Want to learn more about working at Berkeley Lab? Please visit: careers.lbl.gov
Equal Employment Opportunity Employer: The foundation of Berkeley Lab is our Stewardship Values: Team Science, Service, Trust, Innovation, and Respect; and we strive to build community with these shared values and commitments. Berkeley Lab is an Equal Opportunity and Affirmative Action Employer. We heartily welcome applications from all who could contribute to the Lab's mission of leading scientific discovery, inclusion, and professionalism. In support of our rich global community, all qualified applicants will be considered for employment without regard to race, color, religion, sex, sexual orientation, gender identity, national origin, disability, age, or protected veteran status.

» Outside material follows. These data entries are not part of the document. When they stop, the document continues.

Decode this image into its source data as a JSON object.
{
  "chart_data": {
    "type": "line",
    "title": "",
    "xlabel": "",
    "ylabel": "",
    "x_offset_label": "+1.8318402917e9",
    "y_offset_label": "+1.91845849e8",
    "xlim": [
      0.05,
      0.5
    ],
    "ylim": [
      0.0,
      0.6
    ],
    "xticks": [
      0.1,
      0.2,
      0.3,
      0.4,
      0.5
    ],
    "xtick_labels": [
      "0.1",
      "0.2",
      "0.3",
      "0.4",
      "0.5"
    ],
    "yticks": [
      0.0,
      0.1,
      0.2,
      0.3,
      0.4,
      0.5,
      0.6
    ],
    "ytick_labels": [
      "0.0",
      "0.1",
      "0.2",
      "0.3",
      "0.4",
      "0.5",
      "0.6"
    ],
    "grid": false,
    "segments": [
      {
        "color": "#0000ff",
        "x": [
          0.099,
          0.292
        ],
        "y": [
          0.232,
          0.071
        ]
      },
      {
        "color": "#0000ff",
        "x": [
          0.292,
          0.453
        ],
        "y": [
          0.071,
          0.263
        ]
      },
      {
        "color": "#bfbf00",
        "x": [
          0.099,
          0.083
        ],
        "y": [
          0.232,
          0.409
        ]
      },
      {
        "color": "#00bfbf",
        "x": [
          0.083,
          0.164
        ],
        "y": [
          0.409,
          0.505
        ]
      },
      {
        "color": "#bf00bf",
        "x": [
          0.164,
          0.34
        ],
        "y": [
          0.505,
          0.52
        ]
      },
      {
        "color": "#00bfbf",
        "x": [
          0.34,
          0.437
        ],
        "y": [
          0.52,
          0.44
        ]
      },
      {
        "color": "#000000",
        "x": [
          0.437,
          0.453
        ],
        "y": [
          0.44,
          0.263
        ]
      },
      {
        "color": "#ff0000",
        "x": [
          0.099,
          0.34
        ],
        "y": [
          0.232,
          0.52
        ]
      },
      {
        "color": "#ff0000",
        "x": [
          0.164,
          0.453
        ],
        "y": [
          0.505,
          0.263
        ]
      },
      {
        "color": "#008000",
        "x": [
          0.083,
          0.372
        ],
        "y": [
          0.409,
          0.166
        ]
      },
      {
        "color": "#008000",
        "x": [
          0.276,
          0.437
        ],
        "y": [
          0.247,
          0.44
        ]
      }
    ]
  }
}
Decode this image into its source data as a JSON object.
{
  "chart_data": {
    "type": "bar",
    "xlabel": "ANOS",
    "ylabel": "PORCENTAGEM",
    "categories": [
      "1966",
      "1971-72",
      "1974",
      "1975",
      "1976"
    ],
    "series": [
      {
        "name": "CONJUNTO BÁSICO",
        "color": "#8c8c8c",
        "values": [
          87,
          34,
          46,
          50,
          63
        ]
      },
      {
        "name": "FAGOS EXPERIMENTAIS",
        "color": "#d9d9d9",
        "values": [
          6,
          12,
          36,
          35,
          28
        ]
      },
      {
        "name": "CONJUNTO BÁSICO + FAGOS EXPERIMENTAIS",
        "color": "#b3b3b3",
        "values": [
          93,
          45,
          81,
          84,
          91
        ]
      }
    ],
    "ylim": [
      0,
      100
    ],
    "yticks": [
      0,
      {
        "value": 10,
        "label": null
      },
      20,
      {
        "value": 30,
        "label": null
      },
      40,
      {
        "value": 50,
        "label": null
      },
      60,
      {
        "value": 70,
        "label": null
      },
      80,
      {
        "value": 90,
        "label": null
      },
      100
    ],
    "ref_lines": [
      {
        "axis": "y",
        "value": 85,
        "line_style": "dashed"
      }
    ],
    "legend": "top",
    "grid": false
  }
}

Misconduct Disclosure Requirement: As a condition of employment, the finalist will be required to disclose if they are subject to any final administrative or judicial decisions within the last seven years determining that they committed any misconduct, are currently being investigated for misconduct, left a position during an investigation for alleged misconduct, or have filed an appeal with a previous employer.